The book has 19 chapters. After two chapters introducing background material in linear algebra, topology, and convex geometry, two more chapters provide basic definitions of polyhedra, in their two dual versions (intersections of half-spaces and convex hulls of finite point sets), introduce Schlegel diagrams, and provide some basic examples including the cyclic polytopes. Chapter 5 introduces Gale diagrams, and the next two chapters use them to study polytopes with a number of vertices only slightly higher than their dimension, and neighborly polytopes.[8][5]
Chapters 8 through 11 study the numbers of faces of different dimensions in polytopes through Euler's polyhedral formula, the Dehn–Sommerville equations, and the extremal combinatorics of numbers of faces in polytopes. Chapter 11 connects the low-dimensional faces together into the skeleton of a polytope, and proves the van Kampen–Flores theorem about non-embeddability of skeletons into lower-dimensional spaces. Chapter 12 studies the question of when a skeleton uniquely determines the higher-dimensional combinatorial structure of its polytope. Chapter 13 provides a complete answer to this theorem for three-dimensional convex polytopes via Steinitz's theorem, which characterizes the graphs of convex polyhedra combinatorially and can be used to show that they can only be realized as a convex polyhedron in one way. It also touches on the multisets of face sizes that can be realized as polyhedra (Eberhard's theorem) and on the combinatorial types of polyhedra that can have inscribed spheres or circumscribed spheres.[8][5]

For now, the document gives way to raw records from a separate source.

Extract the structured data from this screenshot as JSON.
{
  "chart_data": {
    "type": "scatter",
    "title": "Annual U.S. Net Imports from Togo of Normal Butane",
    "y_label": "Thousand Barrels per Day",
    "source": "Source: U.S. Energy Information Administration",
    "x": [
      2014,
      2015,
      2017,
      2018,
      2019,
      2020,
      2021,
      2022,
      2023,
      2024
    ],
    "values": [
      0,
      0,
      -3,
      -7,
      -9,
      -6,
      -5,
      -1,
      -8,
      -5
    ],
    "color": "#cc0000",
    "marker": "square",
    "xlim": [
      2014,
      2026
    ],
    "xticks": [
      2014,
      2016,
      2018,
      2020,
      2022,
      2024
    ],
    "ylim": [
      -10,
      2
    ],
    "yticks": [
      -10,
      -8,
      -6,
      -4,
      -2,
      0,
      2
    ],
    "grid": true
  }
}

Chapter 14 concerns relations analogous to the Dehn–Sommerville equations for sums of angles of polytopes, and uses sums of angles to define a central point, the "Steiner point", for any polytope. Chapter 15 studies Minkowski addition and Blaschke addition, two operations by which polytopes can be combined to produce other polytopes. Chapters 16 and 17 study shortest paths and the Hirsch conjecture, longest paths and Hamiltonian cycles, and the shortness exponent of polytopes. Chapter 18 studies arrangements of hyperplanes and their dual relation to the combinatorial structure of zonotopes. A concluding chapter, chapter 19, also includes material on the symmetries of polytopes.[8][5]
Exercises throughout the book make it usable as a textbook, and provide additional links to recent research, and the later chapters of the book also list many open research problems.[1] The second edition of the book keeps the content, organization, and pagination of the first edition intact, adding to it notes at the ends of each chapter on updates to the material in that chapter.[7][8] These updates include material on Mnëv's universality theorem and its relation to the realizability of polytopes from their combinatorial structures, the proof of the -conjecture for simplicial spheres, and Kalai's 3d conjecture.[8] The second edition also provides an improved bibliography.[6]
Topics that are important to the theory of convex polytopes but not well-covered in the book Convex Polytopes include Hilbert's third problem and the theory of Dehn invariants.[8]
Audience and reception
Although written at a graduate level, the main prerequisites for reading the book are linear algebra and general topology, both at an undergraduate level.[1]
In a review of the first edition of the book, Werner Fenchel calls it "a remarkable achievement", "a wealth of material", "well organized and presented in a lucid style".[2] Over 35 years later, in giving the Steele Prize to Grünbaum for Convex Polytopes, the American Mathematical Society wrote that the book "has served both as a standard reference and as an inspiration", that it was in large part responsible for the vibrant ongoing research in polyhedral combinatorics, and that it remained relevant to this area.[9] Reviewing and welcoming the second edition, Peter McMullen wrote that despite being "immediately rendered obsolete" by the research that it sparked, the book was still essential reading for researchers in this area.[8]